At 2" it sounds like your vertical drive shaft isn't aligned with the splines on the crank. Put your controller in FWD. Rotate the shift shaft CCW (I think). Turn your prop CCW it should lock. If it doesn't turn you shift shaft CW. Once you have the lower unit in FWD you can use the prop to turn the vertical shaft and align the splines. Beofr you bolt it all up make sure the shift shaft is engaged. Put it back it Nuetral and Rev to make sure it's good.


----------



## DOUBLE "D" & LV (Oct 2, 2007)

I'm with sos on the most common simple thing, splines not lined up. Also, one thing that will happen is the crankshaft seal that the drive shaft geos into will fall off and block you from putting the unit together. It can be moved without pulling the powerhead to replace it, but you will fight it every time the foot is off. 
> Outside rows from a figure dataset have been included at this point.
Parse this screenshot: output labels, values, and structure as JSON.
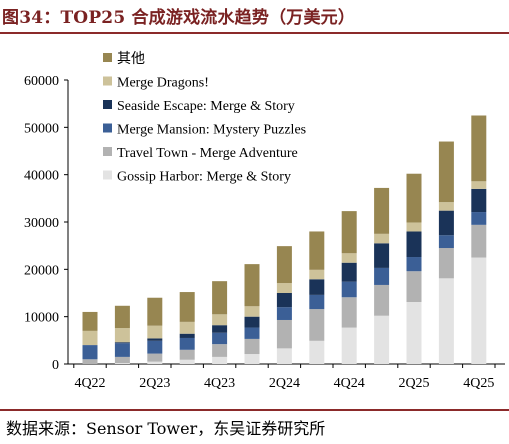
{
  "title": "图34：TOP25 合成游戏流水趋势（万美元）",
  "source": "数据来源：Sensor Tower，东吴证券研究所",
  "chart_data": {
    "type": "bar",
    "stacked": true,
    "categories": [
      "4Q22",
      "1Q23",
      "2Q23",
      "3Q23",
      "4Q23",
      "1Q24",
      "2Q24",
      "3Q24",
      "4Q24",
      "1Q25",
      "2Q25",
      "3Q25",
      "4Q25"
    ],
    "x_tick_labels": [
      "4Q22",
      "",
      "2Q23",
      "",
      "4Q23",
      "",
      "2Q24",
      "",
      "4Q24",
      "",
      "2Q25",
      "",
      "4Q25"
    ],
    "ylim": [
      0,
      60000
    ],
    "yticks": [
      0,
      10000,
      20000,
      30000,
      40000,
      50000,
      60000
    ],
    "grid": false,
    "legend_position": "top-left",
    "series": [
      {
        "name": "Gossip Harbor: Merge & Story",
        "color": "#e3e3e3",
        "values": [
          0,
          200,
          500,
          900,
          1500,
          2100,
          3300,
          4900,
          7700,
          10200,
          13100,
          18100,
          22500
        ]
      },
      {
        "name": "Travel Town - Merge Adventure",
        "color": "#b2b2b2",
        "values": [
          1000,
          1300,
          1700,
          2100,
          2700,
          3200,
          6000,
          6700,
          6400,
          6500,
          6500,
          6400,
          6900
        ]
      },
      {
        "name": "Merge Mansion: Mystery Puzzles",
        "color": "#3b5f96",
        "values": [
          3000,
          2900,
          2700,
          2500,
          2400,
          2400,
          2700,
          3000,
          3300,
          3600,
          3000,
          2700,
          2700
        ]
      },
      {
        "name": "Seaside Escape: Merge & Story",
        "color": "#1a3358",
        "values": [
          0,
          200,
          500,
          900,
          1600,
          2300,
          3000,
          3300,
          4000,
          5200,
          5400,
          5200,
          4900
        ]
      },
      {
        "name": "Merge Dragons!",
        "color": "#cdc29a",
        "values": [
          3000,
          3000,
          2700,
          2500,
          2300,
          2200,
          2100,
          2000,
          2000,
          2000,
          1900,
          1800,
          1600
        ]
      },
      {
        "name": "其他",
        "color": "#978651",
        "values": [
          4000,
          4700,
          5900,
          6300,
          7000,
          8900,
          7800,
          8100,
          8900,
          9700,
          10300,
          12800,
          13900
        ]
      }
    ]
  }
}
As far as towing it with the foot off, no problem. the water tube is the only thing that would come out. You can tape up the bottom if you had to. If you get stuck, I am mobile. Are you around pcola?


----------



## hightide78 (Jul 6, 2008)

Thanks for the advice, I was thinking it had something to do with the splines. My brother in law had it in forward when he removed it, where it still remains, should I put it back in neutral and go from there?I am located in Mobile.


----------



## Telum Pisces (Sep 27, 2007)

> *hightide78 (7/25/2008)*Thanks for the advice, I was thinking it had something to do with the splines. My brother in law had it in forward when he removed it, where it still remains, should I put it back in neutral and go from there?I am located in Mobile.


Leave it in forward. If drive-shaft splines don't seem to be going in place and up, you can turn prop counter-clockwise to turn drive-shaft splines. If you accidentally turn prop clock-wise in this step you will probably have moved shifter back to a Neutral position so use care. 

If unit has jumped out of gear you may have to turn shift-shaft (little shaft in front) COUNTER-CLOCKWISE to obtain Fwd. gear.

Sometimes you just have to hold your mouth just right. I have been there, done that, have the T-Shirt. One time I just walked away for a while and came back only for it to slide right up there after I had tried forever to get that damn lower unit to go all the way up.


----------



## DOUBLE "D" & LV (Oct 2, 2007)

That's right. You goota hold your mouth right.


----------



## chasintail (Oct 4, 2007)

I just put a new impeller on my merc this morning.Had the same thing happen.I just put my prop back on and while pushing up i turned the prop counter clock ways and it slipped in like butter.When you turn your prop ccw it will feel like it is not moving but it only has to move the shaft ever so slightly to line up.Good luck


----------



## Captain WhupAss (Nov 8, 2007)

Yeap. All that is right...


----------